WVU Medicine Children’s Physician Develops New Technique to Lessen Surgical Complications
A WVU Medicine Children’s physician has developed a new surgical technique to lessen complications for pediatric urology patients.
Osama Al-Omar, MD, MBA, professor and chief of Pediatric Urology, spent the last three years working to eliminate urethrocutaneous fistula (UCF), one of the most common complications of hypospadias surgery. His work was recently published in the Journal of Pediatric Urology.
Hypospadias is a birth defect that happens during the fetal development of the male reproductive organs. Patients with this condition have urological surgery to correct it between six months and one year after they are born. The UCF complication happens in about five to 10 percent of these cases.
“Every time I see a patient with UCF complications, I feel deeply concerned knowing they will require additional surgery to repair it,” Dr. Al-Omar said. “This motivated me to improve the current surgical technique, leading to the development of a new approach aimed at minimizing or eliminating the risk of UCF.”

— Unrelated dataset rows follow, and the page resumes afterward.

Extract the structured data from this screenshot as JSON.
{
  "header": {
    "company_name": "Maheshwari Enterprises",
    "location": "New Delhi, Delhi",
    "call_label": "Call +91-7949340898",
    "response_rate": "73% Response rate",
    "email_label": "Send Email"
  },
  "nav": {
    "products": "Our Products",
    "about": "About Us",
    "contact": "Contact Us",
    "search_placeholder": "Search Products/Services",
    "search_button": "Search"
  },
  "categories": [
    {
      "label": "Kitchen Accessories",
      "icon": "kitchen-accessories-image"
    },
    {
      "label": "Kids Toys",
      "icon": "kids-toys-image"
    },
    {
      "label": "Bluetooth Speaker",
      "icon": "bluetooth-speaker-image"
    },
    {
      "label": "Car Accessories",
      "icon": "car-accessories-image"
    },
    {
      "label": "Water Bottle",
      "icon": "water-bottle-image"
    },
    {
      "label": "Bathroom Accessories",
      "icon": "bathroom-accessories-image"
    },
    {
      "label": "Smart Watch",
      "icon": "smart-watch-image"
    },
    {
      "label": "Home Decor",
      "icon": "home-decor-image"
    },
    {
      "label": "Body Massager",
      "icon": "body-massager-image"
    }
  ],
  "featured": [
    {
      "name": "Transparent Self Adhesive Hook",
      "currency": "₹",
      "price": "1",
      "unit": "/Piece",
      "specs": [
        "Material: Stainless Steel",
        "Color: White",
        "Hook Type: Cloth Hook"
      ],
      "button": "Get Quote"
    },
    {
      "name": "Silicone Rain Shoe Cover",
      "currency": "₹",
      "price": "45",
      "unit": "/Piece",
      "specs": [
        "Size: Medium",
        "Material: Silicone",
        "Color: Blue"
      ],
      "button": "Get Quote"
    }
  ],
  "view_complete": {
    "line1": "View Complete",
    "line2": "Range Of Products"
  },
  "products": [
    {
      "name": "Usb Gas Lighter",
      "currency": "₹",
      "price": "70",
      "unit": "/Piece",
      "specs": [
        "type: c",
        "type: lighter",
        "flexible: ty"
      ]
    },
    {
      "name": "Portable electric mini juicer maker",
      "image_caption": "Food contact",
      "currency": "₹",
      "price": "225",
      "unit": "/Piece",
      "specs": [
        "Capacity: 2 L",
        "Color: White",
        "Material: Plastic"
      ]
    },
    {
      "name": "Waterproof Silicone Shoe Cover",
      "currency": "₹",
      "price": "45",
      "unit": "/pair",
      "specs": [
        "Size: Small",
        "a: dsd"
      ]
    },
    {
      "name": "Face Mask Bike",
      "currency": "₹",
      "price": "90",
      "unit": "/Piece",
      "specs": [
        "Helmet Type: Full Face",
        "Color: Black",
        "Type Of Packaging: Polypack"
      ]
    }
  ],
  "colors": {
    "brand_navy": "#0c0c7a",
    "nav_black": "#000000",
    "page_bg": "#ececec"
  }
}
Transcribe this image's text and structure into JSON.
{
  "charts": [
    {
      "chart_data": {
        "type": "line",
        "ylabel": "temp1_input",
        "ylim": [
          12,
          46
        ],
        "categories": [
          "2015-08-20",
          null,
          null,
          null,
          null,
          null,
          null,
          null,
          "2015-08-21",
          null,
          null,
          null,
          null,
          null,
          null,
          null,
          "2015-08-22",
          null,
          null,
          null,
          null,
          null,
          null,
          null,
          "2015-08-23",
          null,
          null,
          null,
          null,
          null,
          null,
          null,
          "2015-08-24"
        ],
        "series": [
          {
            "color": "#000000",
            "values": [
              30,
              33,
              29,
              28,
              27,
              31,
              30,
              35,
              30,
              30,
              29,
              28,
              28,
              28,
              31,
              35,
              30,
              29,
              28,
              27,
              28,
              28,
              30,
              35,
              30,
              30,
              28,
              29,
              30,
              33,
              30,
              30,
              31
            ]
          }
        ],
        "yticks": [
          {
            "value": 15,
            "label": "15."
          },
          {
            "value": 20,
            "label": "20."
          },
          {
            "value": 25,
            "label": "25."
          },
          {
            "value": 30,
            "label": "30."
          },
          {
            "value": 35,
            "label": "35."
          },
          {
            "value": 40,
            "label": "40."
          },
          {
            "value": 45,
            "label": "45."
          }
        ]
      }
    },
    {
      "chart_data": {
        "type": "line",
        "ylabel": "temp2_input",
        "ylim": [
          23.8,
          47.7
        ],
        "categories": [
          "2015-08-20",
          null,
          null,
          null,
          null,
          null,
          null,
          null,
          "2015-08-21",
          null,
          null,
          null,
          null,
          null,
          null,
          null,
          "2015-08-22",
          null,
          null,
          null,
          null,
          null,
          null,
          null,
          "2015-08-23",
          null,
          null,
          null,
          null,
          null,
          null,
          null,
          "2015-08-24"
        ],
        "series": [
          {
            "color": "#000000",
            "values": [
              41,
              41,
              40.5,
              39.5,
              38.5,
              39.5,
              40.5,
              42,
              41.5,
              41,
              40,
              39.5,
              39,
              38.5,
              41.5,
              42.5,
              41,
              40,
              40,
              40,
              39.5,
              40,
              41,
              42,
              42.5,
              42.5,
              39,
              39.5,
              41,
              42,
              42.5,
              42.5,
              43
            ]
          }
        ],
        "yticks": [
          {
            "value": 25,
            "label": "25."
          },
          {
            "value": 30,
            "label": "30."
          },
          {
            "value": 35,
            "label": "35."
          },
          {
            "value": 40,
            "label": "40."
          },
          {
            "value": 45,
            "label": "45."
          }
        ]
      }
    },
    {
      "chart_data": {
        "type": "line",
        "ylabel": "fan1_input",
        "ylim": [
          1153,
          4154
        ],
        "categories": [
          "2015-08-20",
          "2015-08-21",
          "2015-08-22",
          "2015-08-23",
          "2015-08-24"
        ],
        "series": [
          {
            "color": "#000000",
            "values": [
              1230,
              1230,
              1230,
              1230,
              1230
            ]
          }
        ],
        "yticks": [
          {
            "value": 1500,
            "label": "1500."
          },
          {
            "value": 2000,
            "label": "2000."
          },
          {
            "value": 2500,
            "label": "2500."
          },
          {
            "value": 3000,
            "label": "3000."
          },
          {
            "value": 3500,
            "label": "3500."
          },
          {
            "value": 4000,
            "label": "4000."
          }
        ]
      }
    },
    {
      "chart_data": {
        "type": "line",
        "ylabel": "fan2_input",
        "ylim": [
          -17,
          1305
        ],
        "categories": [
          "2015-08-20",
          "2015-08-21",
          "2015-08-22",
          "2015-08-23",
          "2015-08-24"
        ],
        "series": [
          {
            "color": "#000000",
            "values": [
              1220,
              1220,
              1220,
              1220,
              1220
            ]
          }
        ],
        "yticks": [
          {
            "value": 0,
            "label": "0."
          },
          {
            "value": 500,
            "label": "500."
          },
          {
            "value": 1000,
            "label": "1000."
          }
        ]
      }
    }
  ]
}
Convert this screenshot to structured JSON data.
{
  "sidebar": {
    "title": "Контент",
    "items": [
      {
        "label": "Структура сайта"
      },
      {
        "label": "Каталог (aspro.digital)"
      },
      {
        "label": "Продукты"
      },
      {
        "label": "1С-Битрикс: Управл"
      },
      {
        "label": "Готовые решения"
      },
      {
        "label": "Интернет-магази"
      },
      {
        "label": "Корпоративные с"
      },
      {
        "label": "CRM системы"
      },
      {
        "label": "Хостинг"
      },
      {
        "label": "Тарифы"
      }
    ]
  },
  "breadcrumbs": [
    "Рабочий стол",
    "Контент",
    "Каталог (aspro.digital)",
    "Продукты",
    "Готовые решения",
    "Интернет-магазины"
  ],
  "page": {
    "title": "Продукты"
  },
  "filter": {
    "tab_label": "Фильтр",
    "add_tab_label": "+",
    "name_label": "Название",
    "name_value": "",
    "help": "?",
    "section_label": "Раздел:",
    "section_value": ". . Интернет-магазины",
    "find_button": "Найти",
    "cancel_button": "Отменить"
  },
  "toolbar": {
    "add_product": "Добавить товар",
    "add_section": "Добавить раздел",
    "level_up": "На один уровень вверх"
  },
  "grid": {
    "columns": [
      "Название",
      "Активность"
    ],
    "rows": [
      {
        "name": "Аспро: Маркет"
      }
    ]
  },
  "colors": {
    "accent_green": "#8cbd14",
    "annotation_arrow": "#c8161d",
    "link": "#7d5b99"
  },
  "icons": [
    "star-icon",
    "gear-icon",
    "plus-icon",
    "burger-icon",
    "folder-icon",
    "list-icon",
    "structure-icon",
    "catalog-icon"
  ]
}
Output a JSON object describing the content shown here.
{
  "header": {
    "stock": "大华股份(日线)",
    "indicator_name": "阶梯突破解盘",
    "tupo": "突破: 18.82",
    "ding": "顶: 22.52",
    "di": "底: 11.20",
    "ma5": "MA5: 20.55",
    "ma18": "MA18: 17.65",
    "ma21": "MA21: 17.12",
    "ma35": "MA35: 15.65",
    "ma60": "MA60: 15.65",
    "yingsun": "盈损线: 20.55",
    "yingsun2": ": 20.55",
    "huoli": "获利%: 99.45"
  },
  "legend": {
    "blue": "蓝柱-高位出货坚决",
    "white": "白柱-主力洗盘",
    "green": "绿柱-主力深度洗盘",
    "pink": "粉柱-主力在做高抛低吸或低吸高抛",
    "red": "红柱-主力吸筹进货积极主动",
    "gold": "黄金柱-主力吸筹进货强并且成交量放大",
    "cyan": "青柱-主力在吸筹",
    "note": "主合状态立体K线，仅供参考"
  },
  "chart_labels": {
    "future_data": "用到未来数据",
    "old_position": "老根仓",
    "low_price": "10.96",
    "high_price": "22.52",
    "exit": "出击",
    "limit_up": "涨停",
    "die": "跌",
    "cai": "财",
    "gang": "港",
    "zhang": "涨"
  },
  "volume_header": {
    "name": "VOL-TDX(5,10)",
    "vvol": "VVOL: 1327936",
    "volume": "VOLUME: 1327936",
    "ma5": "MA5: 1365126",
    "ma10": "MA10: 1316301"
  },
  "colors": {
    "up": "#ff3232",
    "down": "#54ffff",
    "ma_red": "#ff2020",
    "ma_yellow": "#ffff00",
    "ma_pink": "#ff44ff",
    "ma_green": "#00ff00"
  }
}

Dr. Al-Omar began working on this novel technique using De-Epethelialized Rotational Foreskin Flap (DERFF) coverage in 2022. Typical urethra repair utilizes one or two tissue flaps to minimize UCF. This new technique uses three layers of well-vascularized tissues flaps over the urethral repair.
“Having fewer complications means fewer surgeries,” Dr. Al-Omar, said. “That translates into fewer doctors’ appointments, less family separation, and reduced stress for the child and their family.”
After more than 60 consecutive cases and a median follow-up of seven months, no patients have had UCF complications with this new technique. Dr. Al-Omar said most issues usually happen in the first nine months after surgery.
“Any new surgical technique must demonstrate consistency and reproducibility,” he said. “We are now exploring whether other surgeons are interested in adopting this technique and achieving comparable outcomes.”
Now, Dr. Al-Omar is working on collecting long-term data on the technique by seeing patients more than one year after their surgery. He plans to continue to publish his findings.
“At the WVU Medicine Children’s Pediatric Urology Program, our mission is to provide the best available medical care for our patients,” Dr. Al-Omar said. “We continue to challenge ourselves to improve our surgical outcomes and pay special attention to patient safety by decreasing the risk of surgical complications to the best of our ability.”